ADDITIONAL INFORMATION ABOUT YOU I would think that would be a question about what relation the person completing the survey is to the child? Or many, the heading could say "Additional Information about the person completing the survey for child"

DAYTIME SLEEPINESS Your child seems tired --This question is confusing to me. What are the numbers for? It just lacks clarity. It does make more sense now that I have read Nighttime ...but since this one comes first, it needs the same instructions added. Usually (5-7) Sometimes (2-4) Rarely (0-1) Problem? Yes No N/A

During the past week, your child has appeared very sleep or fallen asleep during the following Sleep should be sleepy

YOUR CHILD’S HEALTH CONDITIONS Has a doctor or health care professional ever told you that your child had any of the following, check all that apply: Allergies Allergies is missing a box

YOUR CHILD’S SLEEP APNEA Either needs a Not Diagnosed option or better yet just a note which says complete only if your child has been diagnosed with Sleep Apnea. The options under During Sleep and During the day need to be lined up correctly.

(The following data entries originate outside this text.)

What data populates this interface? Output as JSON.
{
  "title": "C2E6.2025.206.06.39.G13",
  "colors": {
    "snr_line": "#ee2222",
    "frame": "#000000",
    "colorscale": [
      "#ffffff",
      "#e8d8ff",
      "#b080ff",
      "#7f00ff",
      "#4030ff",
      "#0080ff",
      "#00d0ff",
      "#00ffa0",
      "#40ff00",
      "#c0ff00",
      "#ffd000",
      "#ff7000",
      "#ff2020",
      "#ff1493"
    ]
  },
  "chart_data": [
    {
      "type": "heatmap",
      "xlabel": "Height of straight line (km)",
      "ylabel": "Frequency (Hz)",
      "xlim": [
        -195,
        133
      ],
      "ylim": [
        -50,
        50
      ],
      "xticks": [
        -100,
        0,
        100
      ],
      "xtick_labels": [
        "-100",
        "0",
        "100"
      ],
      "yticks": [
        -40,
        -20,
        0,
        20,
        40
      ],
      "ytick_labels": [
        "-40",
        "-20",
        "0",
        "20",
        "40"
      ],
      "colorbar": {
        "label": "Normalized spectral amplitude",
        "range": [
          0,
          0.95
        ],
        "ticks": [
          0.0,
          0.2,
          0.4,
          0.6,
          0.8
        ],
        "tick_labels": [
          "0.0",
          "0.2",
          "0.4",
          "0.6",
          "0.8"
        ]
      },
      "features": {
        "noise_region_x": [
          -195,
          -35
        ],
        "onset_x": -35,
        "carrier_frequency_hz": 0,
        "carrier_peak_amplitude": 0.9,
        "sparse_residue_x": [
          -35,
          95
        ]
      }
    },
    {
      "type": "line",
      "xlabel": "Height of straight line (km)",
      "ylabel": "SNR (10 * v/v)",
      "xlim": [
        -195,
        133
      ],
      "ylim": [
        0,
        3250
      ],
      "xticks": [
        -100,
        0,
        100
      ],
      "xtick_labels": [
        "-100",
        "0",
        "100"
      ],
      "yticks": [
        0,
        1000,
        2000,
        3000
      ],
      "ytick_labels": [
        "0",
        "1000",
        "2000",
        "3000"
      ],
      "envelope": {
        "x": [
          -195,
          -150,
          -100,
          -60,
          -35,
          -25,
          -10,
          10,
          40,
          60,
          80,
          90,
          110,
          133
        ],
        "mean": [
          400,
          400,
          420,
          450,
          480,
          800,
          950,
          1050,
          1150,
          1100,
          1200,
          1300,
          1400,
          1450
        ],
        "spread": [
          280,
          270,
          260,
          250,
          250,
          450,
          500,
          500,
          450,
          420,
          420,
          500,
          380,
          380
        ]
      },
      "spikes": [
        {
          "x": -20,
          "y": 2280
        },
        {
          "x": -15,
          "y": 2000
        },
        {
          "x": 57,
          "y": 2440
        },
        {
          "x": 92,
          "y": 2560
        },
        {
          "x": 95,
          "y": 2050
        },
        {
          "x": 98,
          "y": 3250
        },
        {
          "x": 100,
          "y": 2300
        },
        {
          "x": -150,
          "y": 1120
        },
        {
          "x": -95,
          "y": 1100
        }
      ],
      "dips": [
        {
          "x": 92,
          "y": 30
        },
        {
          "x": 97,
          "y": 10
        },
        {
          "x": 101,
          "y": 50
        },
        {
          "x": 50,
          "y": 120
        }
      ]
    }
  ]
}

If your child had a sleep study, how satisfied were you with the experience that your child had on the night of the study? sleep ? out of place

YOUR CHILD’S SLEEP APNEA TREATMENT (Again a note that says something like "Complete this survey only if your child has been diagnosed with Sleep Apnea.")

How satisfied were you with this treatment? (ques is prompted for each treatment) (Ques??? needs clarity)

YOUR INTEREST IN RESEARCH--Boxes aren't lined up.